Deleting an agent permanently removes its workspace, message history, and all associated data. This action cannot be undone.
Best Practices
- Start small. Begin with minimal configuration and add capabilities as you understand your agent’s needs.
- Use ephemeral memory for development. Switch to persistent memory only when you need state across restarts.
- Set appropriate timeouts. Avoid excessively long timeouts that could waste resources on stuck tasks.
- Configure webhooks for production.
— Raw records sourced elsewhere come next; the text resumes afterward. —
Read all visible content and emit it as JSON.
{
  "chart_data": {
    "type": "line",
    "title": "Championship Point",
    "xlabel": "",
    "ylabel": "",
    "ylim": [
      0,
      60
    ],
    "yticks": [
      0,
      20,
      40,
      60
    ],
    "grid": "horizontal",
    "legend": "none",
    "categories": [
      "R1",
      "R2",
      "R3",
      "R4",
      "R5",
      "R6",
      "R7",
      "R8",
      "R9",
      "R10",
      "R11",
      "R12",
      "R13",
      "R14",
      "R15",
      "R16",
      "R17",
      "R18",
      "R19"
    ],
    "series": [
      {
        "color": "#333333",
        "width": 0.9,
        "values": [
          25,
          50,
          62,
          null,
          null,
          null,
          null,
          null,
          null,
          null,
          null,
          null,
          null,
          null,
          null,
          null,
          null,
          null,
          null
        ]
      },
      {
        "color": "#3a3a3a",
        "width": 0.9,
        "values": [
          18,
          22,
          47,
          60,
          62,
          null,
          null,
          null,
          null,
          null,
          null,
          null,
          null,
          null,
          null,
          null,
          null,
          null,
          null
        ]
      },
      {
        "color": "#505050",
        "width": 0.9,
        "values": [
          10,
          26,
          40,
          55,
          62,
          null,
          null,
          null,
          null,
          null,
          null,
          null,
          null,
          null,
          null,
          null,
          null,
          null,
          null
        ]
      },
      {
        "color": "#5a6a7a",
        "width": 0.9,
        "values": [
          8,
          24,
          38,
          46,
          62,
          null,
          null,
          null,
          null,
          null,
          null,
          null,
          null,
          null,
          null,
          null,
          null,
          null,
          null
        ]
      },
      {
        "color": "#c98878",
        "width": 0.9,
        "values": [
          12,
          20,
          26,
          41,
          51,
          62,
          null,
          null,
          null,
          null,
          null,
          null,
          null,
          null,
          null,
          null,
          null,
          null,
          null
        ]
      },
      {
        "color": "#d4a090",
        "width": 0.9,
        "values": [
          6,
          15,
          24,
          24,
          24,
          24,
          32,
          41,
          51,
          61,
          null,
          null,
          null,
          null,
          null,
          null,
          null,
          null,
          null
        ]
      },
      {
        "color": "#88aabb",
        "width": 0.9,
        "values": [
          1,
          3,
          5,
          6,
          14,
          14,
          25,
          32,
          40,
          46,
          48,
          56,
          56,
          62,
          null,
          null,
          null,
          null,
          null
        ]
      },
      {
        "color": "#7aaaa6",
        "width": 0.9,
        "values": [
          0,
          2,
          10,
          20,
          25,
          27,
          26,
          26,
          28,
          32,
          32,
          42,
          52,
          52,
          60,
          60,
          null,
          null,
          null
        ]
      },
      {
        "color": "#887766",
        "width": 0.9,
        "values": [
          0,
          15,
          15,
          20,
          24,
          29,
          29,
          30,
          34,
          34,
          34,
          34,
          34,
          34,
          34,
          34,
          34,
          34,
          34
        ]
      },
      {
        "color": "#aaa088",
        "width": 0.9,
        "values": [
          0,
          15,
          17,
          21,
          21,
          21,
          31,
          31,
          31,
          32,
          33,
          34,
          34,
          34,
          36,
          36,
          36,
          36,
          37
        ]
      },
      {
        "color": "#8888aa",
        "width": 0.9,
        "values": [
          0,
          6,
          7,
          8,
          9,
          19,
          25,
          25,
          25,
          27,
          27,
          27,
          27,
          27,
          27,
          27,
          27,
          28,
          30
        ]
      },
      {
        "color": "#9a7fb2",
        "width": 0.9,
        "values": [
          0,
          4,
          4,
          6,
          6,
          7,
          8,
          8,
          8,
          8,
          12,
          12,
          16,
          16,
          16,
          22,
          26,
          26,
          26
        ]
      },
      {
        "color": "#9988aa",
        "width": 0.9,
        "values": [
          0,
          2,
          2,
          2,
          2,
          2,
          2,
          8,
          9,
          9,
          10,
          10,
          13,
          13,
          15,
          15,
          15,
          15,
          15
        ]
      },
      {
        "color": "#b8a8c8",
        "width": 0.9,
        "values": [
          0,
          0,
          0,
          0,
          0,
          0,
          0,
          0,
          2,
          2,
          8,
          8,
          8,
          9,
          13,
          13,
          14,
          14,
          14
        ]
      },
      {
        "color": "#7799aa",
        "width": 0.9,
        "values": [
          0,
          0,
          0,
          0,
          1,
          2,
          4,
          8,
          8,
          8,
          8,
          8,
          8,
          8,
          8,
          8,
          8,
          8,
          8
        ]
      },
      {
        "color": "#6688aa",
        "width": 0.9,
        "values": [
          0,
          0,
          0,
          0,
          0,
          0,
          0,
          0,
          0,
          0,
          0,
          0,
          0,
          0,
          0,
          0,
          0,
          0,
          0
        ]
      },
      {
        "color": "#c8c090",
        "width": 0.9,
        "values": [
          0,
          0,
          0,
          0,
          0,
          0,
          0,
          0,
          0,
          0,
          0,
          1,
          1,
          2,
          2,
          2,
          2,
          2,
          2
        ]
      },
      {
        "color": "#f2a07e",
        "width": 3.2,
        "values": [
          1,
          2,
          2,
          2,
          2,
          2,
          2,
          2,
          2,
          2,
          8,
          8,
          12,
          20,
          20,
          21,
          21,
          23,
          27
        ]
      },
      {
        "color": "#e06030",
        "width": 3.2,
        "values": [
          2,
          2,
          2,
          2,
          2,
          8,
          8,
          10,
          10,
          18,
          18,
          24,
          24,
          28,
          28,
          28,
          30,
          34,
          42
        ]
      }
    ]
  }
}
Webhooks let you react to agent events without polling.
- Store API keys at the account level. This avoids embedding keys in every agent creation request.
- Use
system_prompt_type: "append" unless you have a specific reason to replace the default prompt entirely.
- Pre-populate workspaces with
initial_files to give agents the context they need from the start.